To truly evaluate quality improvement in healthcare, it is important to first recognize the concerns that directly plague patients. According to a study published in 2014 by the National Health Service, more than 175,000 patient complaints were placed between April 2013 and March 2014; nearly all of which were related to miscommunication, attitude of staff, appointment cancellations, and other cases explicitly impacted by human error. In contrast, very few of the totaled complaints submitted referenced expenses, equipment failures, medication discrepancies, or any other areas that might fall outside the parameters of human services. It reasons to say, therefore, that to understand and rectify the issues that arise in patient safety and satisfaction, we must turn our focus on the individuals administering care and performing the day-to-day tasks that influence healthcare practices and procedures.

Where are the Barriers?

Many of the barriers to quality improvement we face today in the healthcare industry can be easily attributed to matters of improper training, lack of education, and an overall carelessness in documenting the incidents, adverse events, and near misses that occur throughout cases of patient safety. These issues – often arising from individual uncertainty, lack of personal accountability, improper training, and outright laziness – can prove difficult to remedy without the proper means of identifying concerns and proposing methods for navigating future events.

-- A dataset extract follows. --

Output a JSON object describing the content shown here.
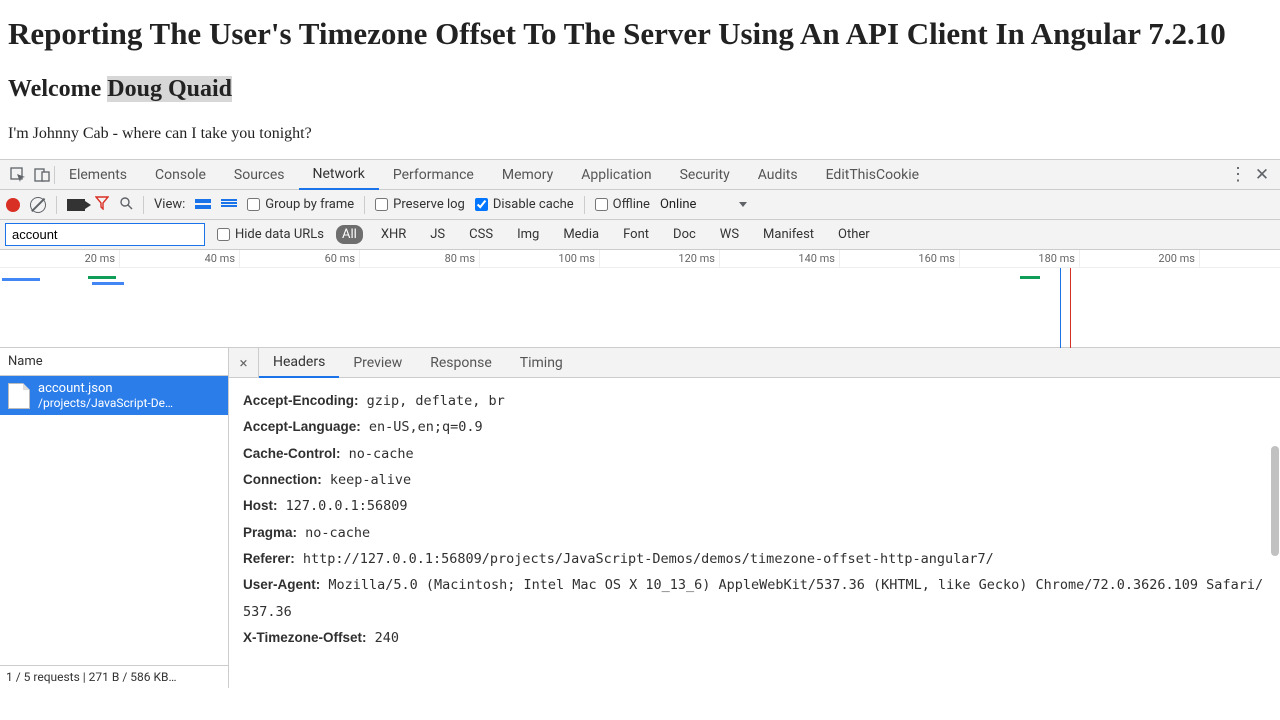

By implementing a system designed to evaluate risk management and patient safety incidents, organizations can learn to properly approach these events and – through close examination and analysis – make the decisions that will help lower the barriers to quality improvement while alleviating patient concerns. Through a well-integrated system, organizations can receive individualized patient feedback, increase staff education, enact procedures to assist in incident reporting, manage claims, and asses the risks and alerts pertaining to patient care and safety.

As long as there is a healthcare industry, there will be occasional errors in human activity. But with the correct methods, procedures, and training, organizations can use these errors to learn how to maneuver subsequent events, tear down barriers, and continue to improve the quality of care and safety they provide their patients daily.